The proposed new rules

The Government has announced only the main proposals and intends to issue a Consultation in October, in order to develop the underlying policies and procedures.

Under the proposed new rules, no one will have to pay more than £86,000 towards the cost of care, but it's not as simple as that!

There are four important limits on how the cap is calculated:

  • The cap will only apply to the care costs and not to the accommodation or 'hotel' costs (as the Press refer to them) if the individual is in long term residential care
  • Only 'eligible' care costs will be taken into account towards the cap. This is thought to mean only those care costs which relate directly to an individual's assessed care needs. It is therefore possible that some of the costs of care which an individual receives will not count towards the cap
  • It is not the actual care costs being paid by the individual which will be taken into account, but rather the cost which the LA would have been required to pay if the LA were funding the care. At present there can be a difference of several hundred pounds per month between the amount which self-funders pay and the amount which the LA would pay. The figures also vary quite considerably throughout England, so it seems likely that there will be something of a 'postcode lottery'
  • There is to be no backdating, so only those care fees which are paid after the new rules officially come into force will count towards the cap.

Once the care fees which do count have accumulated to £86,000, the individual will not pay anything more from their capital or income for their eligible care costs. However, non-eligible care costs and accommodation or living costs (if in a care home) will still have to be paid. These are not subject to a cap as such, although it is proposed that once an individual's total assets and savings fall below £100,000, contributions towards the non-eligible care costs and living costs will reduce on a sliding scale until an individual's total assets and savings fall below £20,000. During this period, the Government have said that no one will have to pay 'more than 20 per cent of their chargeable assets per year" but there is, as yet, no guidance on what 'chargeable assets' will mean.

When an individual's assets and savings fall below £20,000 they will not be required to contribute to non-eligible care costs or living costs from their savings, but they will continue to contribute a significant part of their income towards those costs.

Will it be necessary to sell your home to pay for the cost of care if your other assets are insufficient to pay for them?

As indicated above, under the current rules the value of your home is ignored if you require residential care and your spouse, long term partner or other qualifying dependant continues to live there or in certain other circumstances.

The Government has stated that the deferred payments system referred to above will still be available under the new rules.
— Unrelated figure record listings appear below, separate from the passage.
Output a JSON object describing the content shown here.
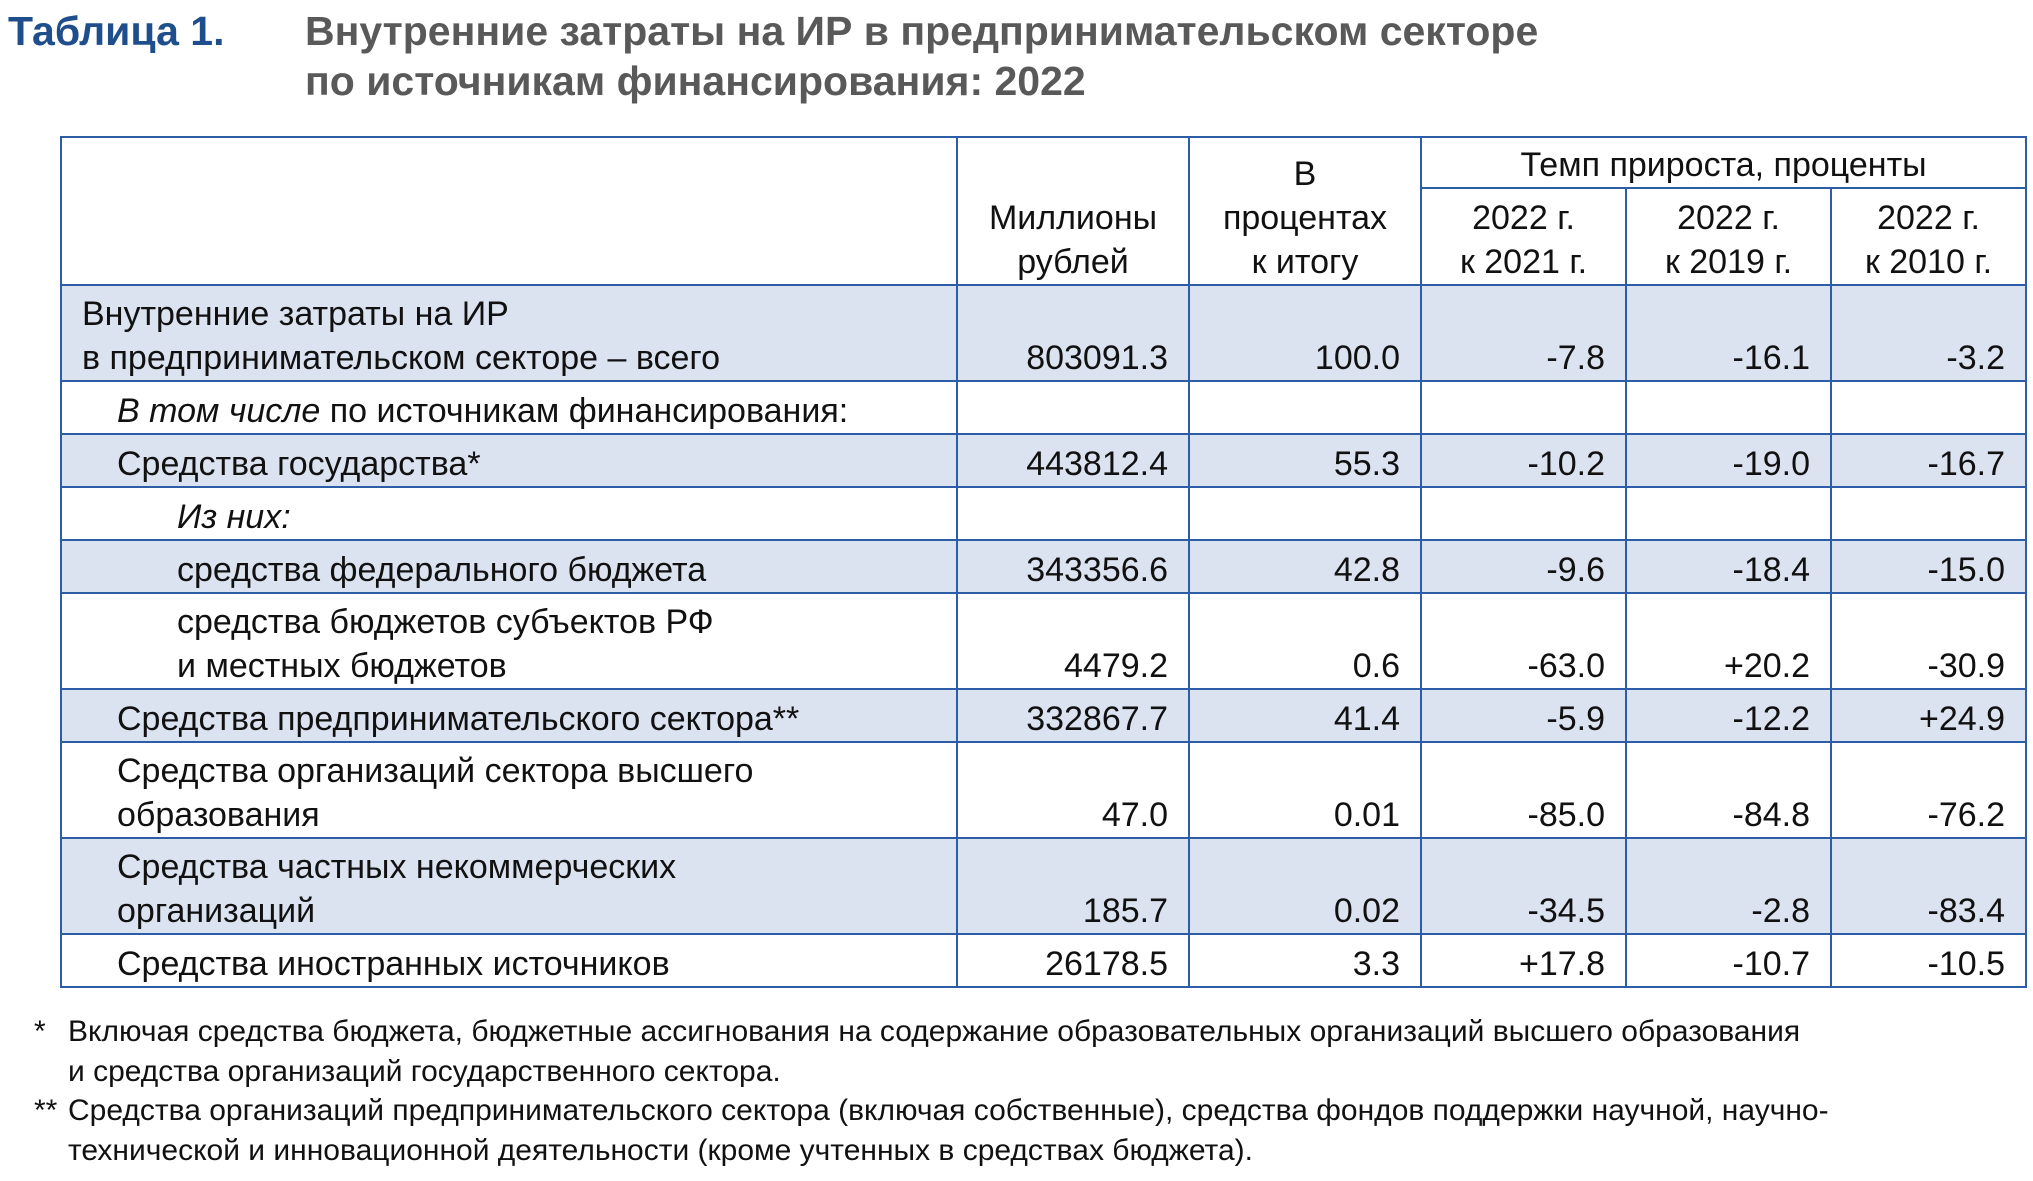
{
  "title": {
    "label": "Таблица 1.",
    "line1": "Внутренние затраты на ИР в предпринимательском секторе",
    "line2": "по источникам финансирования: 2022"
  },
  "header": {
    "col_mln_1": "Миллионы",
    "col_mln_2": "рублей",
    "col_pct_1": "В",
    "col_pct_2": "процентах",
    "col_pct_3": "к итогу",
    "growth_group": "Темп прироста, проценты",
    "g2021_1": "2022 г.",
    "g2021_2": "к 2021 г.",
    "g2019_1": "2022 г.",
    "g2019_2": "к 2019 г.",
    "g2010_1": "2022 г.",
    "g2010_2": "к 2010 г."
  },
  "rows": [
    {
      "label1": "Внутренние затраты на ИР",
      "label2": "в предпринимательском секторе – всего",
      "mln": "803091.3",
      "pct": "100.0",
      "g2021": "-7.8",
      "g2019": "-16.1",
      "g2010": "-3.2"
    },
    {
      "label_italic": "В том числе",
      "label_rest": " по источникам финансирования:"
    },
    {
      "label": "Средства государства*",
      "mln": "443812.4",
      "pct": "55.3",
      "g2021": "-10.2",
      "g2019": "-19.0",
      "g2010": "-16.7"
    },
    {
      "label_italic": "Из них:"
    },
    {
      "label": "средства федерального бюджета",
      "mln": "343356.6",
      "pct": "42.8",
      "g2021": "-9.6",
      "g2019": "-18.4",
      "g2010": "-15.0"
    },
    {
      "label1": "средства бюджетов субъектов РФ",
      "label2": "и местных бюджетов",
      "mln": "4479.2",
      "pct": "0.6",
      "g2021": "-63.0",
      "g2019": "+20.2",
      "g2010": "-30.9"
    },
    {
      "label": "Средства предпринимательского сектора**",
      "mln": "332867.7",
      "pct": "41.4",
      "g2021": "-5.9",
      "g2019": "-12.2",
      "g2010": "+24.9"
    },
    {
      "label1": "Средства организаций сектора высшего",
      "label2": "образования",
      "mln": "47.0",
      "pct": "0.01",
      "g2021": "-85.0",
      "g2019": "-84.8",
      "g2010": "-76.2"
    },
    {
      "label1": "Средства частных некоммерческих",
      "label2": "организаций",
      "mln": "185.7",
      "pct": "0.02",
      "g2021": "-34.5",
      "g2019": "-2.8",
      "g2010": "-83.4"
    },
    {
      "label": "Средства иностранных источников",
      "mln": "26178.5",
      "pct": "3.3",
      "g2021": "+17.8",
      "g2019": "-10.7",
      "g2010": "-10.5"
    }
  ],
  "footnotes": {
    "fn1_mark": "*",
    "fn1_line1": "Включая средства бюджета, бюджетные ассигнования на содержание образовательных организаций высшего образования",
    "fn1_line2": "и средства организаций государственного сектора.",
    "fn2_mark": "**",
    "fn2_line1": "Средства организаций предпринимательского сектора (включая собственные), средства фондов поддержки научной, научно-",
    "fn2_line2": "технической и инновационной деятельности (кроме учтенных в средствах бюджета)."
  },
  "colors": {
    "title_label": "#1f4e8c",
    "title_text": "#595959",
    "border": "#2e5da8",
    "shade": "#dbe3f1"
  }
}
Under this you effectively borrow money towards your care home fees. The scheme doesn't protect the value of your home, but does delay the date on which the care fees actually have to be paid.


Although the proposed care funding cap of £86,000 will lighten the financial burden on individuals requiring care and those needing residential care in particular, the reality is that the requirement that everyone has to pay all non-eligible care costs and, if in residential care, all accommodation costs until their assets have fallen below £20,000 will continue to result in individuals or their families having to sell the family home if no other assets are available.
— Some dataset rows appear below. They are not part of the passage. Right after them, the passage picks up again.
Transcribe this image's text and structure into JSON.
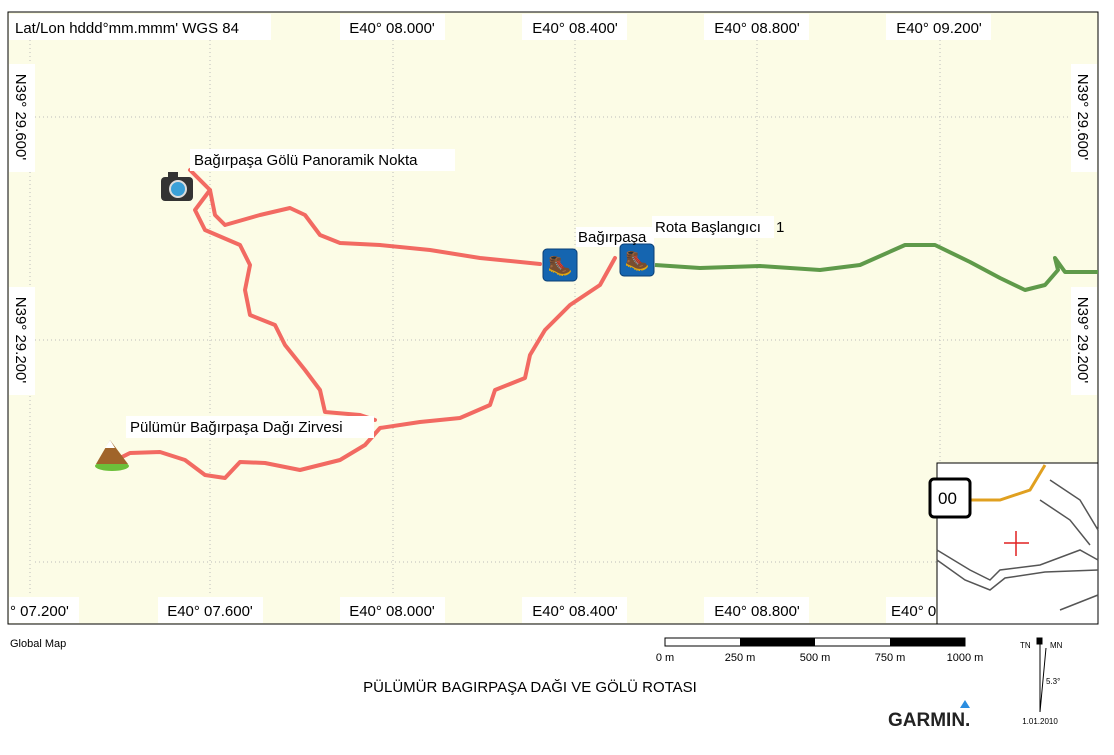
{
  "header": {
    "datum": "Lat/Lon hddd°mm.mmm' WGS 84"
  },
  "top_labels": [
    "E40° 08.000'",
    "E40° 08.400'",
    "E40° 08.800'",
    "E40° 09.200'"
  ],
  "bottom_labels": [
    "° 07.200'",
    "E40° 07.600'",
    "E40° 08.000'",
    "E40° 08.400'",
    "E40° 08.800'",
    "E40° 0"
  ],
  "left_labels": [
    "N39° 29.600'",
    "N39° 29.200'"
  ],
  "right_labels": [
    "N39° 29.600'",
    "N39° 29.200'"
  ],
  "waypoints": [
    "Bağırpaşa Gölü Panoramik Nokta",
    "Bağırpaşa",
    "Rota Başlangıcı",
    "1",
    "Pülümür Bağırpaşa Dağı Zirvesi"
  ],
  "inset": {
    "label": "00"
  },
  "footer": {
    "source": "Global Map",
    "title": "PÜLÜMÜR BAGIRPAŞA DAĞI VE GÖLÜ ROTASI",
    "brand": "GARMIN.",
    "date": "1.01.2010"
  },
  "scale": [
    "0 m",
    "250 m",
    "500 m",
    "750 m",
    "1000 m"
  ],
  "north": {
    "tn": "TN",
    "mn": "MN",
    "declination": "5.3°"
  }
}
There could well be changes to the new care funding system once the Consultation, commencing in October, has closed and the Government has considered the matter further. The cap on care costs originally contained in the Care Act 2014 was shelved primarily because additional resources were not provided to LAs to enable them to employ the new staff needed to carry out the then estimated 330,000 additional care needs assessments required each year and to administer the necessary record keeping. It remains to be seen whether the Health and Social Care Levy proposed by the Government will provide adequate resources and whether the October 2023 implementation date is achievable.